“A poodle dog,” cried I eagerly, “with his coat unclipped,—a rough brown dog?”
“Yes, exactly. Ah, you know Noemi,—bien sur!” And she leered at me, and laughed again unpleasantly.
“I never saw her in my life,” said I hotly; “but her dog has come astray to my lodgings, and he had a piece of this ribbon of yours round his throat; nothing more than that.”
“Ah? Well, she lives at number ten. Tenez,—there’s Maman Paquet the other side of the street; you’d better go and speak to her.”
She pointed to a hideous old harridan standing on the opposite pavement, her bare arms resting on her hips, and a greasy yellow kerchief twisted turban-wise round her head. My heart sank. Noemi must be very poor, or very unfortunate, to live under the same roof with such an old sorciere! Nevertheless, I crossed the street, and accosted the hag with a smile.
“Good-day, Maman Paquet. Can you tell me anything of your lodger, Noemi Bergeron?”
“Hein?” She was deaf and surly. I repeated my question in a louder key. “I know nothing of her,” she answered, in a voice that sounded like the croak of a frog. “She couldn’t pay me her rent, and I told her to be off. Maybe she’s drowned by this.”

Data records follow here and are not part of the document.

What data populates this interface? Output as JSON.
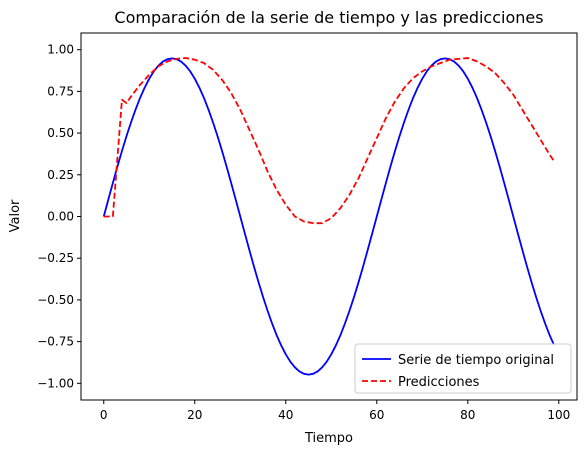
{
  "chart_data": {
    "type": "line",
    "title": "Comparación de la serie de tiempo y las predicciones",
    "xlabel": "Tiempo",
    "ylabel": "Valor",
    "xlim": [
      -5,
      104
    ],
    "ylim": [
      -1.1,
      1.1
    ],
    "x_ticks": [
      0,
      20,
      40,
      60,
      80,
      100
    ],
    "x_tick_labels": [
      "0",
      "20",
      "40",
      "60",
      "80",
      "100"
    ],
    "y_ticks": [
      -1.0,
      -0.75,
      -0.5,
      -0.25,
      0.0,
      0.25,
      0.5,
      0.75,
      1.0
    ],
    "y_tick_labels": [
      "−1.00",
      "−0.75",
      "−0.50",
      "−0.25",
      "0.00",
      "0.25",
      "0.50",
      "0.75",
      "1.00"
    ],
    "grid": false,
    "legend_position": "bottom-right",
    "series": [
      {
        "name": "Serie de tiempo original",
        "color": "#0000ff",
        "style": "solid",
        "x": [
          0,
          1,
          2,
          3,
          4,
          5,
          6,
          7,
          8,
          9,
          10,
          11,
          12,
          13,
          14,
          15,
          16,
          17,
          18,
          19,
          20,
          21,
          22,
          23,
          24,
          25,
          26,
          27,
          28,
          29,
          30,
          31,
          32,
          33,
          34,
          35,
          36,
          37,
          38,
          39,
          40,
          41,
          42,
          43,
          44,
          45,
          46,
          47,
          48,
          49,
          50,
          51,
          52,
          53,
          54,
          55,
          56,
          57,
          58,
          59,
          60,
          61,
          62,
          63,
          64,
          65,
          66,
          67,
          68,
          69,
          70,
          71,
          72,
          73,
          74,
          75,
          76,
          77,
          78,
          79,
          80,
          81,
          82,
          83,
          84,
          85,
          86,
          87,
          88,
          89,
          90,
          91,
          92,
          93,
          94,
          95,
          96,
          97,
          98,
          99
        ],
        "y": [
          0.0,
          0.101,
          0.201,
          0.299,
          0.393,
          0.482,
          0.565,
          0.642,
          0.712,
          0.773,
          0.826,
          0.87,
          0.904,
          0.929,
          0.943,
          0.948,
          0.943,
          0.929,
          0.904,
          0.87,
          0.826,
          0.773,
          0.712,
          0.642,
          0.565,
          0.482,
          0.393,
          0.299,
          0.201,
          0.101,
          0.0,
          -0.101,
          -0.201,
          -0.299,
          -0.393,
          -0.482,
          -0.565,
          -0.642,
          -0.712,
          -0.773,
          -0.826,
          -0.87,
          -0.904,
          -0.929,
          -0.943,
          -0.948,
          -0.943,
          -0.929,
          -0.904,
          -0.87,
          -0.826,
          -0.773,
          -0.712,
          -0.642,
          -0.565,
          -0.482,
          -0.393,
          -0.299,
          -0.201,
          -0.101,
          0.0,
          0.101,
          0.201,
          0.299,
          0.393,
          0.482,
          0.565,
          0.642,
          0.712,
          0.773,
          0.826,
          0.87,
          0.904,
          0.929,
          0.943,
          0.948,
          0.943,
          0.929,
          0.904,
          0.87,
          0.826,
          0.773,
          0.712,
          0.642,
          0.565,
          0.482,
          0.393,
          0.299,
          0.201,
          0.101,
          0.0,
          -0.101,
          -0.201,
          -0.299,
          -0.393,
          -0.482,
          -0.565,
          -0.642,
          -0.712,
          -0.773
        ]
      },
      {
        "name": "Predicciones",
        "color": "#ff0000",
        "style": "dashed",
        "x": [
          0,
          2,
          4,
          5,
          6,
          8,
          10,
          12,
          14,
          16,
          18,
          20,
          22,
          24,
          26,
          28,
          30,
          32,
          34,
          36,
          38,
          40,
          42,
          44,
          46,
          48,
          50,
          52,
          54,
          56,
          58,
          60,
          62,
          64,
          66,
          68,
          70,
          72,
          74,
          76,
          78,
          80,
          82,
          84,
          86,
          88,
          90,
          92,
          94,
          96,
          98,
          99
        ],
        "y": [
          0.0,
          0.0,
          0.7,
          0.68,
          0.72,
          0.79,
          0.85,
          0.9,
          0.93,
          0.945,
          0.95,
          0.94,
          0.92,
          0.88,
          0.82,
          0.74,
          0.64,
          0.52,
          0.4,
          0.27,
          0.16,
          0.07,
          0.0,
          -0.03,
          -0.04,
          -0.04,
          -0.01,
          0.05,
          0.13,
          0.23,
          0.35,
          0.47,
          0.59,
          0.69,
          0.77,
          0.83,
          0.87,
          0.9,
          0.92,
          0.94,
          0.945,
          0.95,
          0.93,
          0.9,
          0.86,
          0.8,
          0.73,
          0.64,
          0.55,
          0.46,
          0.37,
          0.33
        ]
      }
    ]
  }
}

“You turned her out?” I cried.
“Yes, turned her out,” repeated the hag, with a savage oath. “It was her own fault; she might have sold her beast of a poodle to pay me, and she wouldn’t. Why not, I should like to know,—she sold everything else she had!”
“And you can tell me nothing about her now,—you know no more than that?”
“Nothing. Go and find her!” She muttered a curse, glared at me viciously, and hobbled off. I had turned to depart in another direction, when a skinny hand suddenly clutched my arm, and looking round, I found that Maman Paquet had followed and overtaken me. “You know the girl,” she squeaked, eyeing me greedily,—“will you pay her rent? She owed me a month’s lodging, seven francs.”
She looked so loathsome and horrible with her withered evil face so close to mine that I gave a gesture of disgust and shook her off as though she had been a toad.
“No,” said I, quickening my steps; “she is a stranger to me, and my pockets are empty.”
Maman Paquet flung a curse after me, more foul and emphatic than the last, and went her way blaspheming.
I returned home to Pepin saddened and disquieted. “So, after all,” I said to him, “your owner belongs to the fair sex! But, heaven! in what misery she and you must have lived! And yet you cried for her, Pepin!”